One could extend a structuralist analysis to the works of Roald Dahl. This is so because their heroes are chosen just as the plots demands it and not vice-versa. In other words, Dahl does not write stories for fleshing out the psychological complexities of its various characters. These details are furnished implicitly as the plot turns and moves forward. In other words, there is nothing in their psychological make-up that makes them inherently ‘heroic’. The same assessment could not be made of the villainous adult characters, some of whom are either derived from Dahl’s frightful early life experiences. More than the hero, the villain in Dahl’s stories is more psychologically complex and compelling. This is necessary, for the plot revolves around defeating this powerful psyche through the advent of the child protagonist. More broadly, read from the structuralist perspective, the adult villain is “the archetypal overreacher, functioning as the disruptive element in the social order that is necessary for the book’s main plot to develop.” (Hunt 63) In this regard the construction of the villain’s psycho-social profile is of greater import for Dahl compared to the hero and those benevolent toward him. (Hunt 63)
We can offer more theoretical grounding for Dahl’s particular projection of dark adult characters. Since under structuralism, character is seen as the source of meaning and action “comes from a wider and more ideological perspective than that of structuralism alone”. (Hunt 63) More broadly, since structuralism uses semiotics to search for the entire range of codes that operate in texts and by which they construct their meanings, the framework is very useful in studying Dahl’s characterizations. Herein we witness “structural elements in myths to structural elements in the society that gave rise to them.” (Hunt 63) In consequence Dahl’s villains can be interpreted in several layers. Their engagement in conflict with the hero can also be read as an allegory to real social issues.

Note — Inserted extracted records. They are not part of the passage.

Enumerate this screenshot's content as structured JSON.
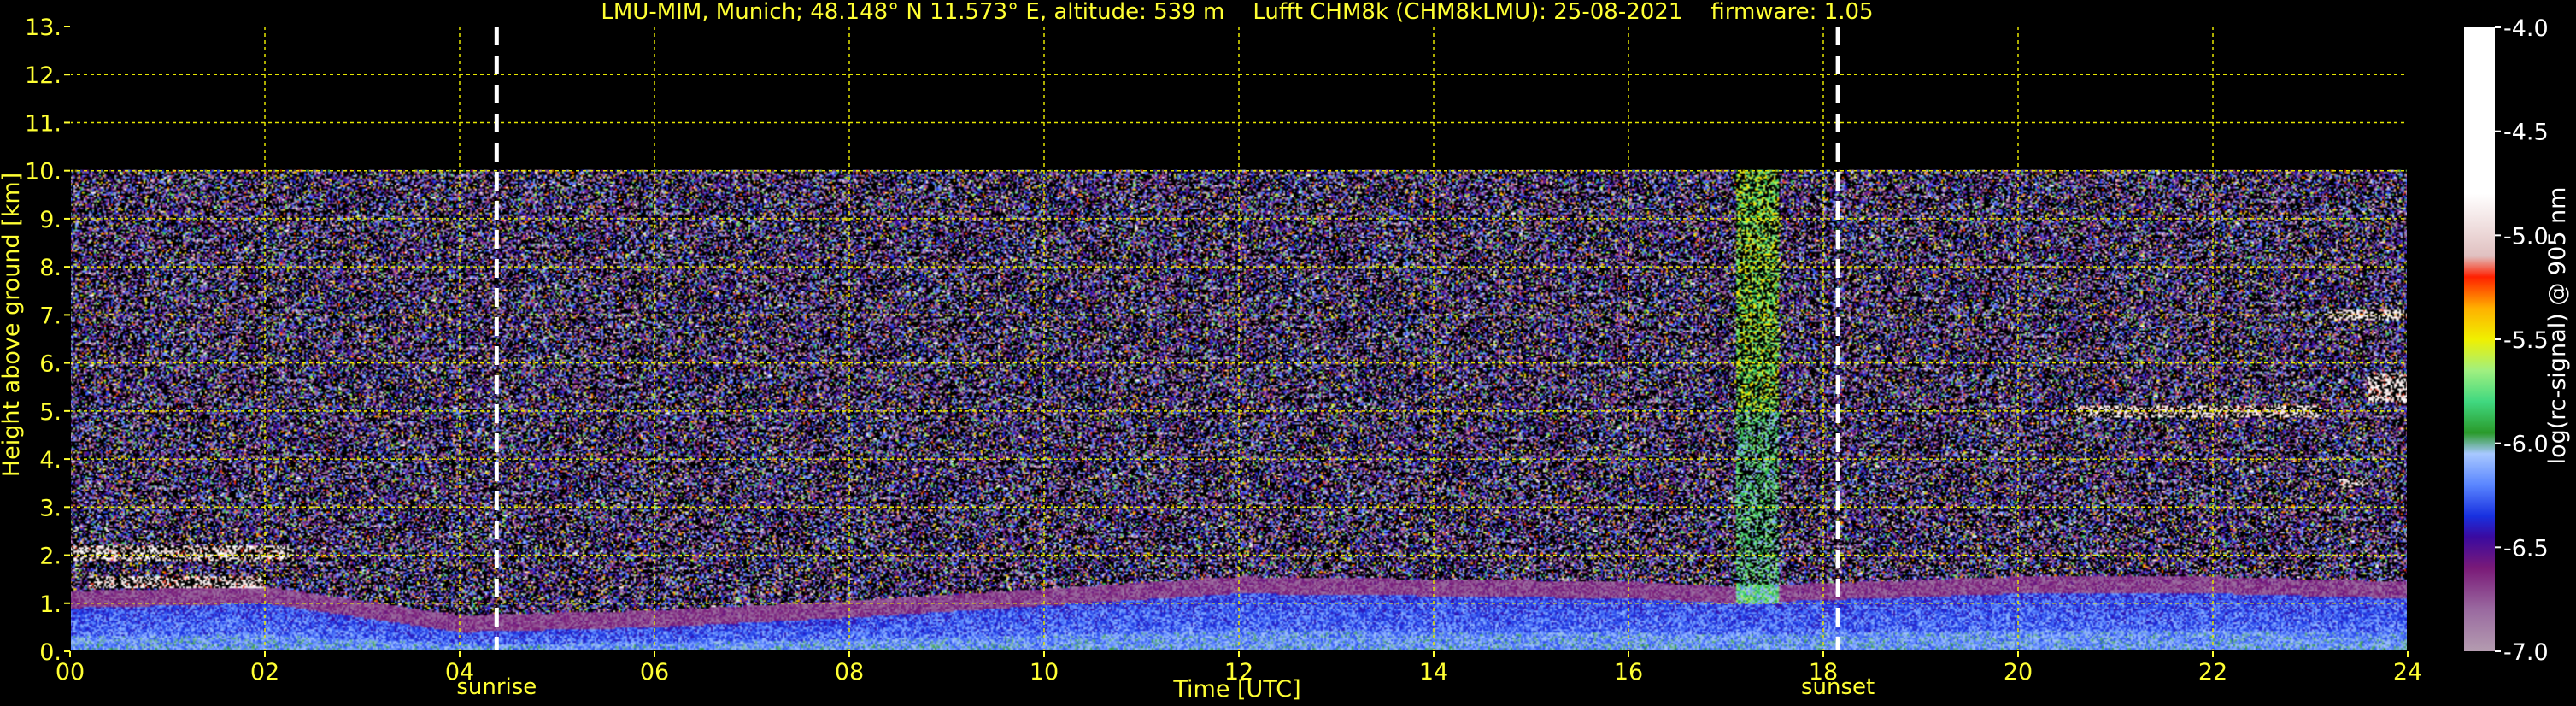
{
  "chart_data": {
    "type": "heatmap",
    "title": "LMU-MIM, Munich; 48.148° N 11.573° E, altitude: 539 m    Lufft CHM8k (CHM8kLMU): 25-08-2021    firmware: 1.05",
    "xlabel": "Time [UTC]",
    "ylabel": "Height above ground [km]",
    "xlim": [
      0,
      24
    ],
    "ylim": [
      0,
      13
    ],
    "x_ticks": [
      0,
      2,
      4,
      6,
      8,
      10,
      12,
      14,
      16,
      18,
      20,
      22,
      24
    ],
    "x_tick_labels": [
      "00",
      "02",
      "04",
      "06",
      "08",
      "10",
      "12",
      "14",
      "16",
      "18",
      "20",
      "22",
      "24"
    ],
    "y_ticks": [
      0,
      1,
      2,
      3,
      4,
      5,
      6,
      7,
      8,
      9,
      10,
      11,
      12,
      13
    ],
    "y_tick_labels": [
      "0.",
      "1.",
      "2.",
      "3.",
      "4.",
      "5.",
      "6.",
      "7.",
      "8.",
      "9.",
      "10.",
      "11.",
      "12.",
      "13."
    ],
    "grid": true,
    "grid_color": "#e6e600",
    "data_top_km": 10,
    "events": [
      {
        "label": "sunrise",
        "time": 4.38
      },
      {
        "label": "sunset",
        "time": 18.15
      }
    ],
    "colorbar": {
      "label": "log(rc-signal) @ 905 nm",
      "range": [
        -7.0,
        -4.0
      ],
      "ticks": [
        -4.0,
        -4.5,
        -5.0,
        -5.5,
        -6.0,
        -6.5,
        -7.0
      ],
      "tick_labels": [
        "-4.0",
        "-4.5",
        "-5.0",
        "-5.5",
        "-6.0",
        "-6.5",
        "-7.0"
      ],
      "stops": [
        {
          "v": -7.0,
          "c": "#b49cb0"
        },
        {
          "v": -6.8,
          "c": "#9a6aa0"
        },
        {
          "v": -6.6,
          "c": "#7a1a78"
        },
        {
          "v": -6.45,
          "c": "#3a0aa0"
        },
        {
          "v": -6.35,
          "c": "#1830e0"
        },
        {
          "v": -6.2,
          "c": "#5a86ff"
        },
        {
          "v": -6.05,
          "c": "#a8c8ff"
        },
        {
          "v": -5.95,
          "c": "#2a9a2a"
        },
        {
          "v": -5.8,
          "c": "#40d880"
        },
        {
          "v": -5.65,
          "c": "#a0f080"
        },
        {
          "v": -5.5,
          "c": "#f0f000"
        },
        {
          "v": -5.35,
          "c": "#ffb000"
        },
        {
          "v": -5.2,
          "c": "#ff2000"
        },
        {
          "v": -5.1,
          "c": "#e0c0c0"
        },
        {
          "v": -4.95,
          "c": "#f0e0e0"
        },
        {
          "v": -4.8,
          "c": "#ffffff"
        },
        {
          "v": -4.0,
          "c": "#ffffff"
        }
      ]
    },
    "features": [
      {
        "kind": "boundary_layer",
        "points": [
          [
            0,
            0.9
          ],
          [
            2,
            1.0
          ],
          [
            4,
            0.4
          ],
          [
            6,
            0.5
          ],
          [
            8,
            0.7
          ],
          [
            10,
            0.95
          ],
          [
            12,
            1.2
          ],
          [
            14,
            1.15
          ],
          [
            16,
            1.1
          ],
          [
            17,
            1.0
          ],
          [
            20,
            1.2
          ],
          [
            22,
            1.2
          ],
          [
            24,
            1.1
          ]
        ]
      },
      {
        "kind": "cloud",
        "t0": 0.0,
        "t1": 2.3,
        "h0": 1.9,
        "h1": 2.2
      },
      {
        "kind": "cloud",
        "t0": 0.2,
        "t1": 2.0,
        "h0": 1.3,
        "h1": 1.55
      },
      {
        "kind": "cloud",
        "t0": 20.6,
        "t1": 23.1,
        "h0": 4.85,
        "h1": 5.1
      },
      {
        "kind": "cloud",
        "t0": 23.2,
        "t1": 24.0,
        "h0": 6.9,
        "h1": 7.1
      },
      {
        "kind": "cloud",
        "t0": 23.6,
        "t1": 24.0,
        "h0": 5.2,
        "h1": 5.8
      },
      {
        "kind": "cloud",
        "t0": 23.3,
        "t1": 23.6,
        "h0": 3.4,
        "h1": 3.6
      },
      {
        "kind": "precip",
        "t0": 17.1,
        "t1": 17.55,
        "h0": 1.0,
        "h1": 10.0
      }
    ]
  }
}
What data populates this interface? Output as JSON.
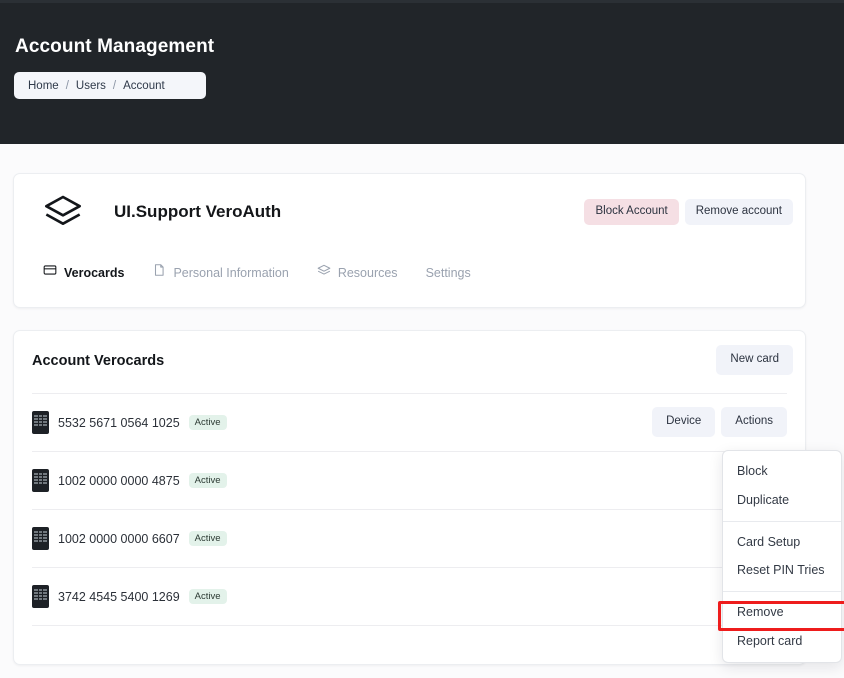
{
  "header": {
    "title": "Account Management",
    "breadcrumb": [
      "Home",
      "Users",
      "Account"
    ],
    "separator": "/"
  },
  "account": {
    "name": "UI.Support VeroAuth",
    "logo_icon": "layers-icon",
    "block_label": "Block Account",
    "remove_label": "Remove account",
    "tabs": [
      {
        "label": "Verocards",
        "icon": "card-icon",
        "active": true
      },
      {
        "label": "Personal Information",
        "icon": "document-icon",
        "active": false
      },
      {
        "label": "Resources",
        "icon": "layers-icon",
        "active": false
      },
      {
        "label": "Settings",
        "icon": "",
        "active": false
      }
    ]
  },
  "verocards": {
    "title": "Account Verocards",
    "new_card_label": "New card",
    "device_label": "Device",
    "actions_label": "Actions",
    "rows": [
      {
        "number": "5532 5671 0564 1025",
        "status": "Active"
      },
      {
        "number": "1002 0000 0000 4875",
        "status": "Active"
      },
      {
        "number": "1002 0000 0000 6607",
        "status": "Active"
      },
      {
        "number": "3742 4545 5400 1269",
        "status": "Active"
      }
    ]
  },
  "menu": {
    "groups": [
      [
        "Block",
        "Duplicate"
      ],
      [
        "Card Setup",
        "Reset PIN Tries"
      ],
      [
        "Remove",
        "Report card"
      ]
    ],
    "highlighted": "Report card"
  },
  "colors": {
    "header_bg": "#212529",
    "danger": "#f5dfe4",
    "badge_bg": "#e3f2ea",
    "highlight": "#ee1c1c",
    "button_bg": "#f1f3f9"
  }
}
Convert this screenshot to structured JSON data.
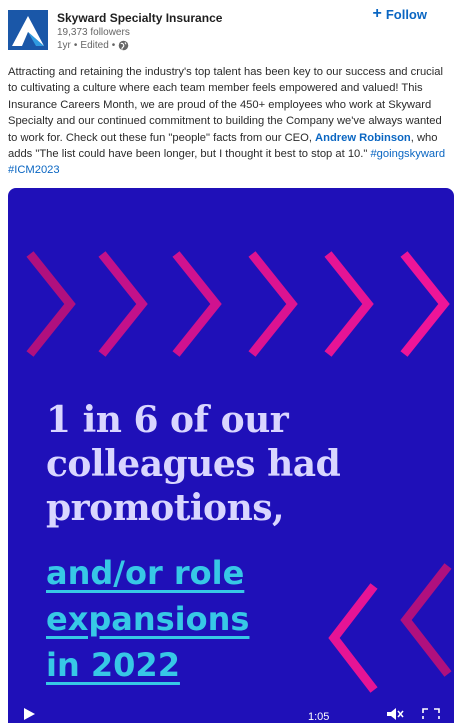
{
  "post": {
    "company_name": "Skyward Specialty Insurance",
    "followers": "19,373 followers",
    "age": "1yr",
    "edited": "Edited",
    "follow_label": "Follow",
    "text_1": "Attracting and retaining the industry's top talent has been key to our success and crucial to cultivating a culture where each team member feels empowered and valued! This Insurance Careers Month, we are proud of the 450+ employees who work at Skyward Specialty and our continued commitment to building the Company we've always wanted to work for. Check out these fun \"people\" facts from our CEO, ",
    "mention": "Andrew Robinson",
    "text_2": ", who adds \"The list could have been longer, but I thought it best to stop at 10.\" ",
    "hashtag_1": "#goingskyward",
    "hashtag_2": "#ICM2023"
  },
  "video": {
    "headline_lines": [
      "1 in 6 of our",
      "colleagues had",
      "promotions,"
    ],
    "sub_lines": [
      "and/or role",
      "expansions",
      "in 2022"
    ],
    "time": "1:05",
    "colors": {
      "background": "#1f10b8",
      "chevron": "#e0118c",
      "headline": "#d9d6ff",
      "accent": "#37c8e6"
    }
  },
  "icons": [
    "company-logo-icon",
    "globe-icon",
    "plus-icon",
    "play-icon",
    "mute-icon",
    "fullscreen-icon"
  ]
}
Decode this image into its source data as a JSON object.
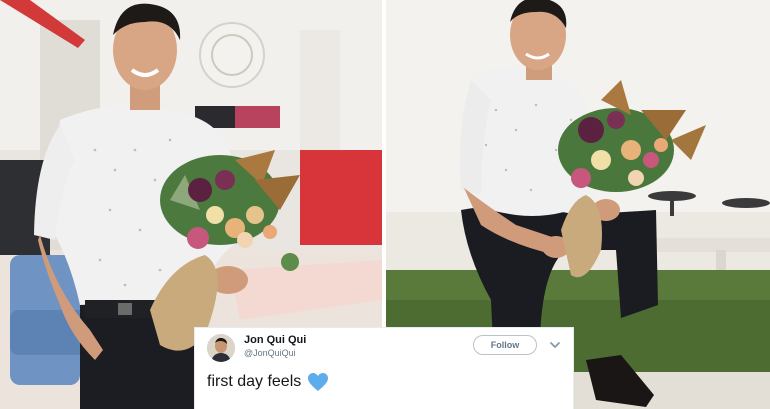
{
  "tweet": {
    "display_name": "Jon Qui Qui",
    "handle": "@JonQuiQui",
    "follow_label": "Follow",
    "text": "first day feels",
    "emoji_icon": "blue-heart-icon",
    "follow_border_color": "#b9c3cb",
    "heart_color": "#5dadec"
  },
  "photos": [
    {
      "name": "photo-left",
      "description_icon": "man-holding-bouquet-office"
    },
    {
      "name": "photo-right",
      "description_icon": "man-sitting-with-bouquet"
    }
  ]
}
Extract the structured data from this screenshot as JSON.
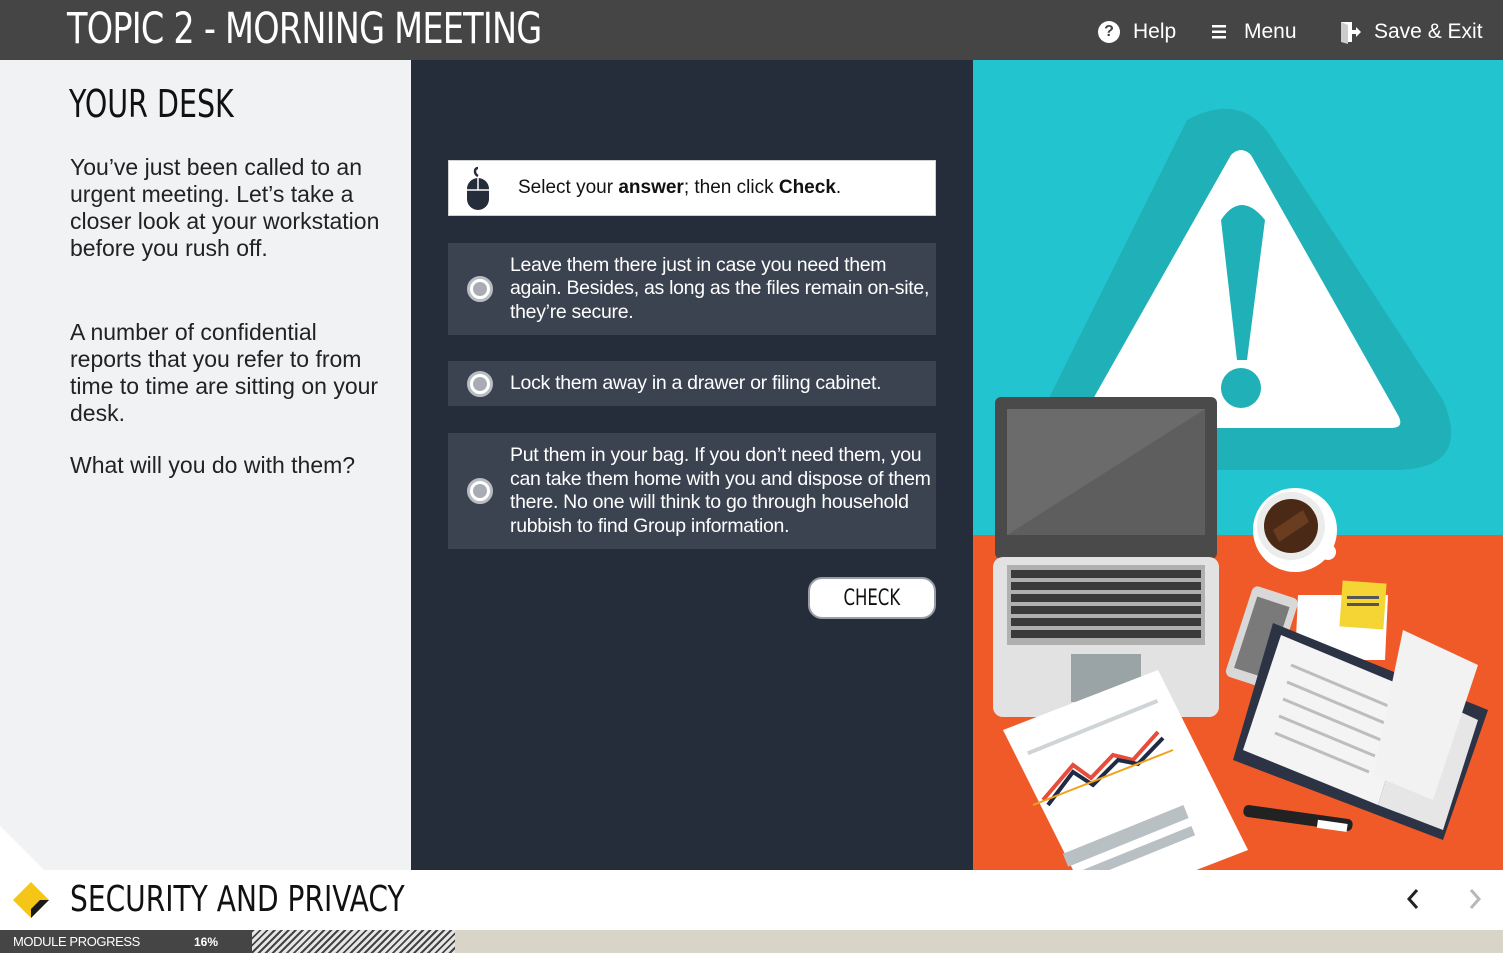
{
  "header": {
    "title": "TOPIC 2 - MORNING MEETING",
    "help_label": "Help",
    "menu_label": "Menu",
    "save_exit_label": "Save & Exit"
  },
  "left_panel": {
    "heading": "YOUR DESK",
    "paragraph_1": "You’ve just been called to an urgent meeting. Let’s take a closer look at your workstation before you rush off.",
    "paragraph_2": "A number of confidential reports that you refer to from time to time are sitting on your desk.",
    "question": "What will you do with them?"
  },
  "instruction": {
    "prefix": "Select your ",
    "answer_word": "answer",
    "middle": "; then click ",
    "check_word": "Check",
    "suffix": "."
  },
  "options": [
    {
      "label": "Leave them there just in case you need them again. Besides, as long as the files remain on-site, they’re secure.",
      "selected": false
    },
    {
      "label": "Lock them away in a drawer or filing cabinet.",
      "selected": false
    },
    {
      "label": "Put them in your bag. If you don’t need them, you can take them home with you and dispose of them there. No one will think to go through household rubbish to find Group information.",
      "selected": false
    }
  ],
  "check_button_label": "CHECK",
  "footer": {
    "module_title": "SECURITY AND PRIVACY",
    "prev_icon": "chevron-left-icon",
    "next_icon": "chevron-right-icon"
  },
  "progress": {
    "label": "MODULE PROGRESS",
    "percent_text": "16%",
    "value": 0.16
  },
  "colors": {
    "header_bg": "#454545",
    "left_bg": "#f1f2f4",
    "mid_bg": "#252d3b",
    "option_bg": "#3b4350",
    "illus_teal": "#22c4cf",
    "illus_orange": "#f05a28",
    "logo_yellow": "#f5c518"
  },
  "illustration": {
    "icons": [
      "warning-triangle-icon",
      "laptop-icon",
      "coffee-cup-icon",
      "sticky-note-icon",
      "smartphone-icon",
      "notebook-icon",
      "pen-icon",
      "report-chart-icon"
    ]
  }
}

To gain an insight on how Dahl was able to construct such complex psychological profiles for his characters, especially the likes of Willy Wonka and Trunchbull, a brief study of his childhood and upbringing is necessary. Dahl’s home environment was a chaotic and riotous, where the kids ran around swearing and which some visitors likened to being in a madhouse. In 1920, when Dahl was just three years old, he lost both his sister and his father to illness. This brought him very close to his mother – Sofie Magdalene, who would entertain her beloved son with vivid description filled Scandinavian fairy-tales. These flights of fantasy were about “forest dwelling trolls and witches, an upbringing which led to Dahl seeing the world through an outsider’s eyes.” (“I’ll Never Be as” 8) Dahl’s unsavory experiences at the Cathdral School in Llandaff were instructive to how he creates a palpable sense of fear in the reader’s mind. A classic example is Mrs. Trunchbull from Matilda, who was inspired by a rather worn out and ugly old woman in the neighborhood who owned a sweet shop.